The Philippine Space Act also breaks ground in terms of attempting to chart out how Philippine space policy should be organized, including the role for the new Philippine Space Agency (PhilSA). The legislation specifies the powers and functions of PhilSA – including policy, planning and coordination; improved public access and resource-sharing; research and development; education and capacity-building; industry development; international cooperation – and clarifies how PhilSA will be situated and how it will be organized, noting that it will be an attached agency of the Office of the President to ensure alignment with national priorities and will be headed by its own director general with cabinet secretary rank, supported by three deputy director generals. Beyond PhilSA, it also paves the way for the establishment of other institutions such as the Philippine Space Council to facilitate coordination and integration on space policy that is chaired by the president.
With the Philippine Space Act finally passed, the focus will now shift to how it will be implemented, including specific aspects such as PhilSA’s establishment. It is still early days, and the lag time between the first proposal of legislation on this front and the Act’s actual passage is testament to how long efforts can take to take root in the domestic context. And beyond the Philippines, space policy across several countries is littered with examples of remaining gaps between clearly articulated policy frameworks and the realities that actually unfold due to a range of challenges including bureaucratic processes, politicization, and resource differentials.

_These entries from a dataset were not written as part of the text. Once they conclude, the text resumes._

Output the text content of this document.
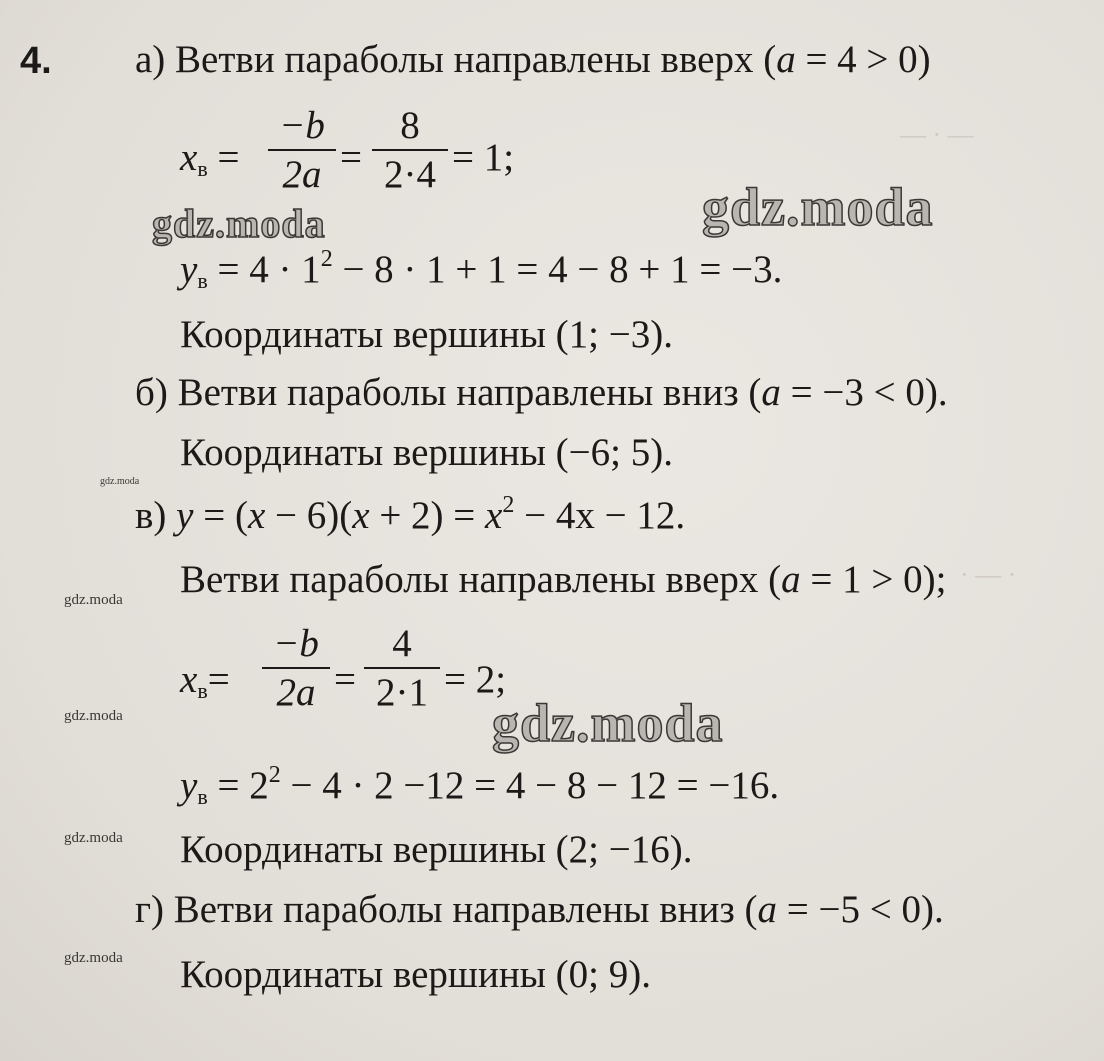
— · —
· — ·
4. а) Ветви параболы направлены вверх (a = 4 > 0)
$x_в = \frac{-b}{2a} = \frac{8}{2\cdot 4} = 1$;
$y_в = 4 \cdot 1^2 - 8 \cdot 1 + 1 = 4 - 8 + 1 = -3$.
Координаты вершины (1; −3).
б) Ветви параболы направлены вниз (a = −3 < 0).
Координаты вершины (−6; 5).
в) $y = (x - 6)(x + 2) = x^2 - 4x - 12$.
Ветви параболы направлены вверх (a = 1 > 0);
$x_в= \frac{-b}{2a} = \frac{4}{2\cdot 1} = 2$;
$y_в = 2^2 - 4 \cdot 2 -12 = 4 - 8 - 12 = -16$.
Координаты вершины (2; −16).
г) Ветви параболы направлены вниз (a = −5 < 0).
Координаты вершины (0; 9).
gdz.moda
gdz.moda
gdz.moda
gdz.moda
gdz.moda
gdz.moda
gdz.moda
gdz.moda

These challenges are not unknown to the proponents of a more comprehensive Philippine space policy, even if they will be difficult to overcome in practice. And, to be fair, there are at least modest attempts to get at some of the issues in legislation, including situating PhilSA in the office of the president, clearly delineating its functions, transferring some resources and activities from other agencies, articulating some standards for the hiring of its leadership, and setting aside some initial funding – including a designated Philippine Space Development Fund – for its initial development. Whether or not all of this will be sufficient to ensure that Philippine aspirations on outer space policy will translate into reality remains to be seen.